Because Pascal-style declarations are superior in readability. With type inference, they also allow less typing ("foo :=" instead of e.g. "auto foo =").

You are going a learn a completely new language, new idioms, new standard library, new tools, and you're arguing that switching to a different style of declarations, a very very minor detail, is "less intuitive"? I'm not sure how intuition applies there: are you learning a language by trying to compile what you typed without reading any documentation or what?

Again the designers of Go could have implemented exceptions and let programmers choose what mechanism they prefer.

Because making them optional doesn't work well. If someone uses exceptions and someone not, combining code from those two people will make you use both exceptions and error returns. It would be even messier than indicating errors in C (does this function return 0 on error or -1 or what)?



It's arguable that the Pascal-style declarations are superior in readability.

I've discussed this with colleagues in the past, and those who were raised with English as their native language, for example, often find C-style declarations easier to comprehend. They find the adjective (that is, the type) coming before the noun (the variable name) more natural.

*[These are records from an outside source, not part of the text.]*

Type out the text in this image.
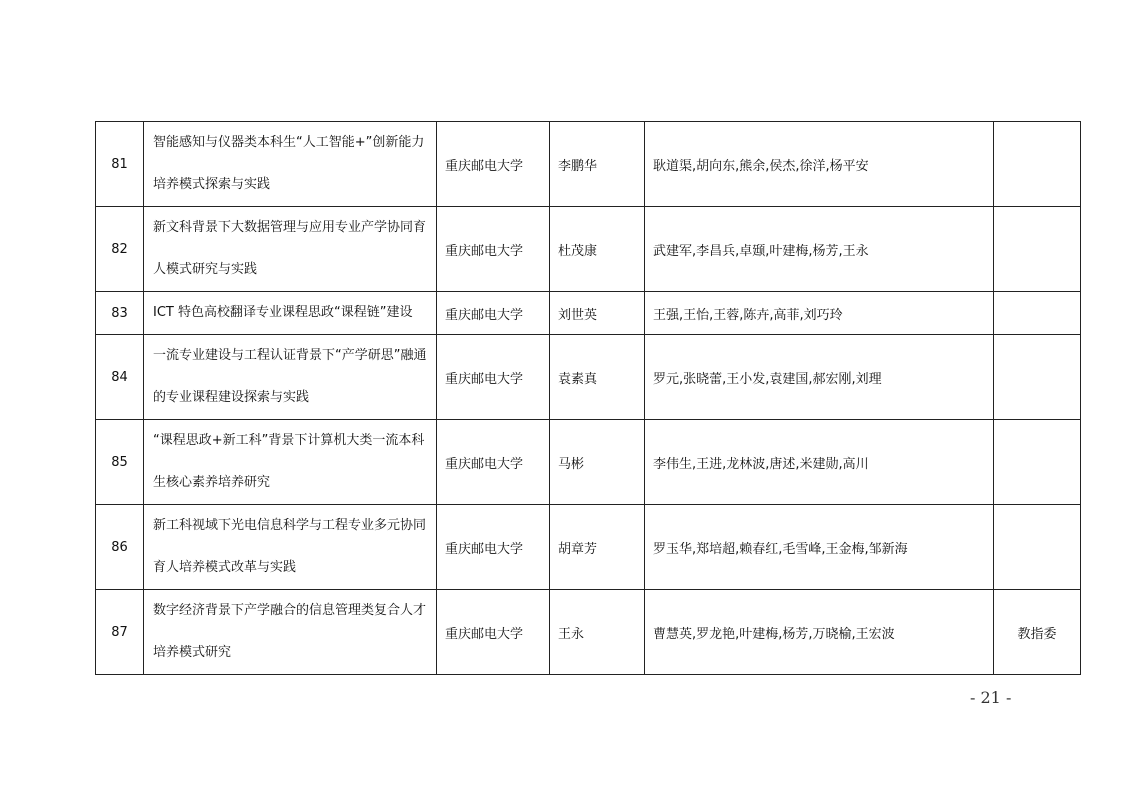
81	智能感知与仪器类本科生“人工智能+”创新能力培养模式探索与实践	重庆邮电大学	李鹏华	耿道渠,胡向东,熊余,侯杰,徐洋,杨平安	
82	新文科背景下大数据管理与应用专业产学协同育人模式研究与实践	重庆邮电大学	杜茂康	武建军,李昌兵,卓颋,叶建梅,杨芳,王永	
83	ICT 特色高校翻译专业课程思政“课程链”建设	重庆邮电大学	刘世英	王强,王怡,王蓉,陈卉,高菲,刘巧玲	
84	一流专业建设与工程认证背景下“产学研思”融通的专业课程建设探索与实践	重庆邮电大学	袁素真	罗元,张晓蕾,王小发,袁建国,郝宏刚,刘理	
85	“课程思政+新工科”背景下计算机大类一流本科生核心素养培养研究	重庆邮电大学	马彬	李伟生,王进,龙林波,唐述,米建勋,高川	
86	新工科视域下光电信息科学与工程专业多元协同育人培养模式改革与实践	重庆邮电大学	胡章芳	罗玉华,郑培超,赖春红,毛雪峰,王金梅,邹新海	
87	数字经济背景下产学融合的信息管理类复合人才培养模式研究	重庆邮电大学	王永	曹慧英,罗龙艳,叶建梅,杨芳,万晓榆,王宏波	教指委
- 21 -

The opposite happens for those whose native language is one where adjectives follow nouns. They find the Pascal convention easier to comprehend.


The existence of this website http://cdecl.org/ confirms that even English speakers find it hard to read C-style declarations :-)

Plus, types can be seen as nouns instead of adjectives:

    int x
    variable x is an integer
    var x int


The English speakers must not have taken many math courses: there type declarations much more commonly come after the variable name than the other way around, although both styles are used. I mean "Let G be a group and f an automorphism of G" is much more common than "Consider a group G and an automorphism of G, f".